Re:

From: Dan Williams
Date: Fri Jan 27 2023 - 14:17:17 EST


Alison Schofield wrote:
> On Thu, Jan 26, 2023 at 05:59:03PM -0800, Dan Williams wrote:
> > alison.schofield@ wrote:
> > > From: Alison Schofield <alison.schofield@xxxxxxxxx>
> > >
> > > Subject: [PATCH v5 0/5] CXL Poison List Retrieval & Tracing
> > >
> > > Changes in v5:
> > > - Rebase on cxl/next
> > > - Use struct_size() to calc mbox cmd payload .min_out
> > > - s/INTERNAL/INJECTED mocked poison record source
> > > - Added Jonathan Reviewed-by tag on Patch 3
> > >
> > > Link to v4:
> > > https://lore.kernel.org/linux-cxl/cover.1671135967.git.alison.schofield@xxxxxxxxx/
> > >
> > > Add support for retrieving device poison lists and store the returned
> > > error records as kernel trace events.
> > >
> > > The handling of the poison list is guided by the CXL 3.0 Specification
> > > Section 8.2.9.8.4.1. [1]
> > >
> > > Example, triggered by memdev:
> > > $ echo 1 > /sys/bus/cxl/devices/mem3/trigger_poison_list
> > > cxl_poison: memdev=mem3 pcidev=cxl_mem.3 region= region_uuid=00000000-0000-0000-0000-000000000000 dpa=0x0 length=0x40 source=Internal flags= overflow_time=0
> >
> > I think the pcidev= field wants to be called something like "host" or
> > "parent", because there is no strict requirement that a 'struct
> > cxl_memdev' is related to a 'struct pci_dev'. In fact in that example
> > "cxl_mem.3" is a 'struct platform_device'. Now that I think about it, I
> > think all CXL device events should be emitting the PCIe serial number
> > for the memdev.
> ]
>
> Will do, 'host' and add PCIe serial no.
>
> >
> > I will look in the implementation, but do region= and region_uuid= get
> > populated when mem3 is a member of the region?
>
> Not always.
> In the case above, where the trigger was by memdev, no.
> Region= and region_uuid= (and in the follow-on patch, hpa=) only get
> populated if the poison was triggered by region, like the case below.
>
> It could be looked up for the by memdev cases. Is that wanted?

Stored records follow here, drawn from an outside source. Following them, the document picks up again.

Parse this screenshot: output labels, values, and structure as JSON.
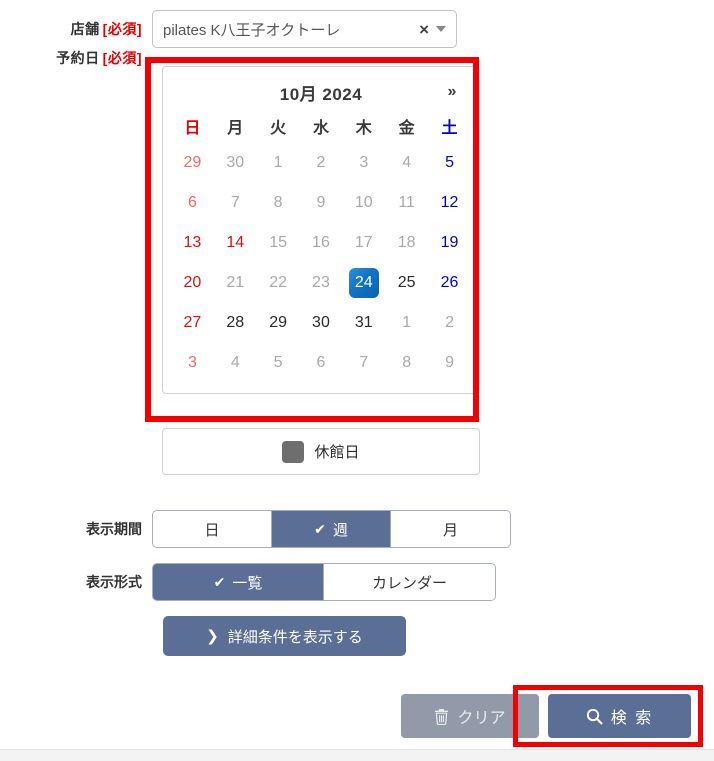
{
  "form": {
    "store": {
      "label": "店舗",
      "required_tag": "[必須]",
      "value": "pilates K八王子オクトーレ",
      "clear_icon": "×",
      "caret_icon": "chevron-down"
    },
    "date": {
      "label": "予約日",
      "required_tag": "[必須]"
    },
    "period": {
      "label": "表示期間",
      "options": [
        {
          "label": "日",
          "selected": false
        },
        {
          "label": "週",
          "selected": true
        },
        {
          "label": "月",
          "selected": false
        }
      ],
      "check_icon": "✔"
    },
    "format": {
      "label": "表示形式",
      "options": [
        {
          "label": "一覧",
          "selected": true
        },
        {
          "label": "カレンダー",
          "selected": false
        }
      ],
      "check_icon": "✔"
    },
    "detail_button": {
      "label": "詳細条件を表示する",
      "chevron": "❯"
    }
  },
  "calendar": {
    "title": "10月 2024",
    "next_label": "»",
    "prev_label": "«",
    "weekdays": [
      {
        "label": "日",
        "kind": "sun"
      },
      {
        "label": "月",
        "kind": "wd"
      },
      {
        "label": "火",
        "kind": "wd"
      },
      {
        "label": "水",
        "kind": "wd"
      },
      {
        "label": "木",
        "kind": "wd"
      },
      {
        "label": "金",
        "kind": "wd"
      },
      {
        "label": "土",
        "kind": "sat"
      }
    ],
    "weeks": [
      [
        {
          "day": "29",
          "state": "sun-off"
        },
        {
          "day": "30",
          "state": "off"
        },
        {
          "day": "1",
          "state": "off"
        },
        {
          "day": "2",
          "state": "off"
        },
        {
          "day": "3",
          "state": "off"
        },
        {
          "day": "4",
          "state": "off"
        },
        {
          "day": "5",
          "state": "sat"
        }
      ],
      [
        {
          "day": "6",
          "state": "sun-off"
        },
        {
          "day": "7",
          "state": "off"
        },
        {
          "day": "8",
          "state": "off"
        },
        {
          "day": "9",
          "state": "off"
        },
        {
          "day": "10",
          "state": "off"
        },
        {
          "day": "11",
          "state": "off"
        },
        {
          "day": "12",
          "state": "sat"
        }
      ],
      [
        {
          "day": "13",
          "state": "sun"
        },
        {
          "day": "14",
          "state": "sun"
        },
        {
          "day": "15",
          "state": "off"
        },
        {
          "day": "16",
          "state": "off"
        },
        {
          "day": "17",
          "state": "off"
        },
        {
          "day": "18",
          "state": "off"
        },
        {
          "day": "19",
          "state": "sat"
        }
      ],
      [
        {
          "day": "20",
          "state": "sun"
        },
        {
          "day": "21",
          "state": "off"
        },
        {
          "day": "22",
          "state": "off"
        },
        {
          "day": "23",
          "state": "off"
        },
        {
          "day": "24",
          "state": "selected"
        },
        {
          "day": "25",
          "state": "on"
        },
        {
          "day": "26",
          "state": "sat"
        }
      ],
      [
        {
          "day": "27",
          "state": "sun"
        },
        {
          "day": "28",
          "state": "on"
        },
        {
          "day": "29",
          "state": "on"
        },
        {
          "day": "30",
          "state": "on"
        },
        {
          "day": "31",
          "state": "on"
        },
        {
          "day": "1",
          "state": "off"
        },
        {
          "day": "2",
          "state": "off"
        }
      ],
      [
        {
          "day": "3",
          "state": "sun-off"
        },
        {
          "day": "4",
          "state": "off"
        },
        {
          "day": "5",
          "state": "off"
        },
        {
          "day": "6",
          "state": "off"
        },
        {
          "day": "7",
          "state": "off"
        },
        {
          "day": "8",
          "state": "off"
        },
        {
          "day": "9",
          "state": "off"
        }
      ]
    ],
    "legend": {
      "swatch_color": "#6e6e6e",
      "text": "休館日"
    },
    "selected_day": "24",
    "selected_color": "#1173c4"
  },
  "actions": {
    "clear": {
      "label": "クリア",
      "icon": "trash-icon",
      "disabled": true
    },
    "search": {
      "label": "検 索",
      "icon": "search-icon",
      "disabled": false
    }
  },
  "annotations": {
    "color": "#f50000",
    "boxes": [
      "calendar-region",
      "search-button-region"
    ]
  }
}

Just trying to understand the semantics. However, I do think it makes sense
for a memdev trigger to lookup information on all impacted regions
across all of the device's DPA and the region trigger makes sense to
lookup all memdevs, but bounded by the DPA that contributes to that
region. I just want to avoid someone having to trigger the region to get
extra information that was readily available from a memdev listing.

>
> Thanks for the reviews Dan!
> >
> > >
> > > Example, triggered by region:
> > > $ echo 1 > /sys/bus/cxl/devices/region5/trigger_poison_list
> > > cxl_poison: memdev=mem0 pcidev=cxl_mem.0 region=region5 region_uuid=bfcb7a29-890e-4a41-8236-fe22221fc75c dpa=0x0 length=0x40 source=Internal flags= overflow_time=0
> > > cxl_poison: memdev=mem1 pcidev=cxl_mem.1 region=region5 region_uuid=bfcb7a29-890e-4a41-8236-fe22221fc75c dpa=0x0 length=0x40 source=Internal flags= overflow_time=0
> > >
> > > [1]: https://www.computeexpresslink.org/download-the-specification
> > >
> > > Alison Schofield (5):
> > > cxl/mbox: Add GET_POISON_LIST mailbox command
> > > cxl/trace: Add TRACE support for CXL media-error records
> > > cxl/memdev: Add trigger_poison_list sysfs attribute
> > > cxl/region: Add trigger_poison_list sysfs attribute
> > > tools/testing/cxl: Mock support for Get Poison List
> > >
> > > Documentation/ABI/testing/sysfs-bus-cxl | 28 +++++++++
> > > drivers/cxl/core/mbox.c | 78 +++++++++++++++++++++++
> > > drivers/cxl/core/memdev.c | 45 ++++++++++++++
> > > drivers/cxl/core/region.c | 33 ++++++++++
> > > drivers/cxl/core/trace.h | 83 +++++++++++++++++++++++++
> > > drivers/cxl/cxlmem.h | 69 +++++++++++++++++++-
> > > drivers/cxl/pci.c | 4 ++
> > > tools/testing/cxl/test/mem.c | 42 +++++++++++++
> > > 8 files changed, 381 insertions(+), 1 deletion(-)
> > >
> > >
> > > base-commit: 589c3357370a596ef7c99c00baca8ac799fce531
> > > --
> > > 2.37.3
> > >
> >
> >